Neil M. Iyengar, MD, associate attending physician, medical oncologist, Breast Cancer, Exercise Oncology, Memorial Sloan Kettering Cancer Center, discusses the expanding investigation and role of fam-trastuzumab deruxtecan-nxki (Enhertu) in HER2-positive and HER2-low metastatic breast cancer.

Findings from the primary analysis of the phase 3 DESTINY-Breast02 trial (NCT03523585) were presented at the 2022 San Antonio Breast Cancer Symposium, where trastuzumab deruxtecan demonstrated a clinically meaningful improvement in progression-free survival (PFS) and overall survival (OS) vs physician’s choice of chemotherapy in patients with HER2-positive metastatic breast cancer who received prior treatment with ado-trastuzumab emtansine (T-DM1; Kadcyla).

Patients treated with trastuzumab deruxtecan experienced a median PFS of 17.8 months (95% CI, 14.3-20.8) per blinded independent central review (BICR) assessment, compared with 6.9 months (95% CI, 5.5-8.4) for physician’s choice of chemotherapy (HR, 0.3589; 95% CI, 0.2840-0.4535; P < .0000001). Additionally, those in the experimental arm achieved a median OS of 39.2 months, compared with 25.6 months for those in the chemotherapy arm (HR, 0.6575; 95% CI, 0.5023-0.8605; P = .0021).
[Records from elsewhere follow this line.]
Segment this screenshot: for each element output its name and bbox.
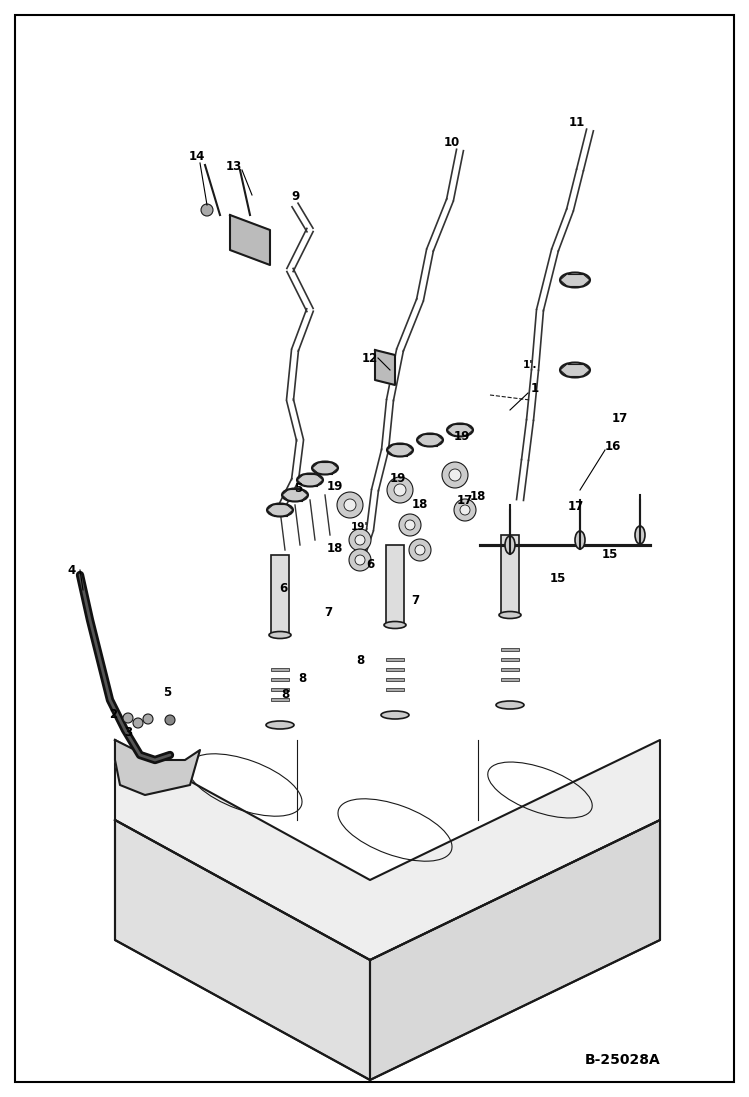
Text: 2: 2 (109, 709, 117, 722)
Text: 18: 18 (470, 490, 486, 504)
Text: 5: 5 (163, 687, 171, 700)
Circle shape (349, 548, 371, 572)
Bar (501, 678, 519, 681)
Bar (271, 668, 289, 671)
Bar (501, 648, 519, 651)
Bar (386, 668, 404, 671)
Ellipse shape (447, 423, 473, 437)
Text: 6: 6 (366, 558, 374, 572)
Text: 15: 15 (601, 548, 618, 562)
Text: 19: 19 (454, 430, 470, 442)
Text: 8: 8 (356, 654, 364, 667)
Ellipse shape (381, 711, 409, 719)
Bar (271, 555, 289, 635)
Text: 4: 4 (68, 564, 76, 577)
Text: 3: 3 (124, 725, 132, 738)
Ellipse shape (282, 488, 308, 501)
Ellipse shape (269, 632, 291, 638)
Text: 18: 18 (327, 542, 343, 554)
Circle shape (460, 505, 470, 514)
Ellipse shape (266, 721, 294, 730)
Text: 15: 15 (550, 572, 566, 585)
Bar (501, 668, 519, 671)
Bar (386, 658, 404, 661)
Text: B-25028A: B-25028A (584, 1053, 660, 1067)
Circle shape (399, 514, 421, 536)
Ellipse shape (387, 443, 413, 456)
Text: 18: 18 (412, 498, 428, 511)
Polygon shape (115, 819, 660, 1081)
Ellipse shape (560, 272, 590, 287)
Text: 14: 14 (189, 150, 205, 163)
Text: 17: 17 (612, 411, 628, 425)
Text: 19: 19 (327, 480, 343, 494)
Circle shape (394, 484, 406, 496)
Circle shape (337, 491, 363, 518)
Text: 5: 5 (294, 482, 302, 495)
Ellipse shape (499, 611, 521, 619)
Ellipse shape (575, 531, 585, 548)
Ellipse shape (635, 525, 645, 544)
Circle shape (165, 715, 175, 725)
Text: 16: 16 (604, 441, 621, 453)
Text: 8: 8 (281, 689, 289, 701)
Text: 10: 10 (444, 136, 460, 148)
Ellipse shape (297, 474, 323, 486)
Circle shape (415, 545, 425, 555)
Ellipse shape (384, 622, 406, 629)
Text: 7: 7 (324, 606, 332, 619)
Bar (386, 545, 404, 625)
Polygon shape (115, 740, 200, 795)
Circle shape (454, 499, 476, 521)
Polygon shape (375, 350, 395, 385)
Text: 11: 11 (569, 115, 585, 128)
Text: 19': 19' (351, 522, 369, 532)
Ellipse shape (417, 433, 443, 446)
Text: 17: 17 (568, 500, 584, 513)
Bar (271, 688, 289, 691)
Bar (386, 688, 404, 691)
Circle shape (449, 470, 461, 480)
Circle shape (123, 713, 133, 723)
Text: 1'.: 1'. (523, 360, 537, 370)
Bar (271, 678, 289, 681)
Text: 8: 8 (298, 671, 306, 685)
Text: 19: 19 (389, 472, 406, 485)
Circle shape (344, 499, 356, 511)
Polygon shape (370, 819, 660, 1081)
Circle shape (349, 529, 371, 551)
Ellipse shape (560, 362, 590, 377)
Text: 6: 6 (279, 581, 287, 595)
Text: 7: 7 (411, 593, 419, 607)
Polygon shape (115, 740, 660, 960)
Text: 13: 13 (226, 160, 242, 173)
Polygon shape (115, 819, 370, 1081)
Ellipse shape (496, 701, 524, 709)
Circle shape (143, 714, 153, 724)
Bar (501, 535, 519, 615)
Ellipse shape (312, 462, 338, 475)
Circle shape (133, 719, 143, 728)
Circle shape (201, 204, 213, 216)
Circle shape (387, 477, 413, 504)
Circle shape (355, 535, 365, 545)
Bar (271, 698, 289, 701)
Circle shape (409, 539, 431, 561)
Bar (386, 678, 404, 681)
Circle shape (405, 520, 415, 530)
Text: 17: 17 (457, 494, 473, 507)
Text: 12: 12 (362, 351, 378, 364)
Ellipse shape (505, 536, 515, 554)
Polygon shape (230, 215, 270, 265)
Circle shape (442, 462, 468, 488)
Text: 1: 1 (531, 382, 539, 395)
Bar (501, 658, 519, 661)
Text: 9: 9 (291, 190, 299, 203)
Ellipse shape (267, 504, 293, 517)
Circle shape (355, 555, 365, 565)
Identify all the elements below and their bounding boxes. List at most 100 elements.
Furthermore, trastuzumab deruxtecan was evaluated vs physician’s choice of chemotherapy in patients with HER2-low metastatic breast cancer during the phase 3 DESTINY-Breast04 trial (NCT03734029). Data presented at the 2022 ASCO Annual Meeting also demonstrated a significant improvement in PFS and OS associated with use of trastuzumab deruxtecan in patients with HER2-low, hormone receptor–positive metastatic breast cancer. Those patients treated with the antibody-drug conjugate experienced a median PFS 10.1 months, compared with 5.4 months for chemotherapy. The median OS for the trastuzumab deruxtecan and chemotherapy arms was 23.9 months and 17.5 months, respectively.

In August 2022, data from DESTINY-Breast04 led to the FDA approval of trastuzumab deruxtecan for the treatment of patients with unresectable or metastatic HER2-low breast cancer. In patients who would have previously been considered HER2-negative, these data demonstrated the benefits of trastuzumab deruxtecan in patients with low levels of HER2 expression, Iyengar explains. This agent represents another option for patients with HER2-low metastatic breast cancer who have been treated with endocrine therapies and 1 to 2 lines of chemotherapy, Iyengar concludes.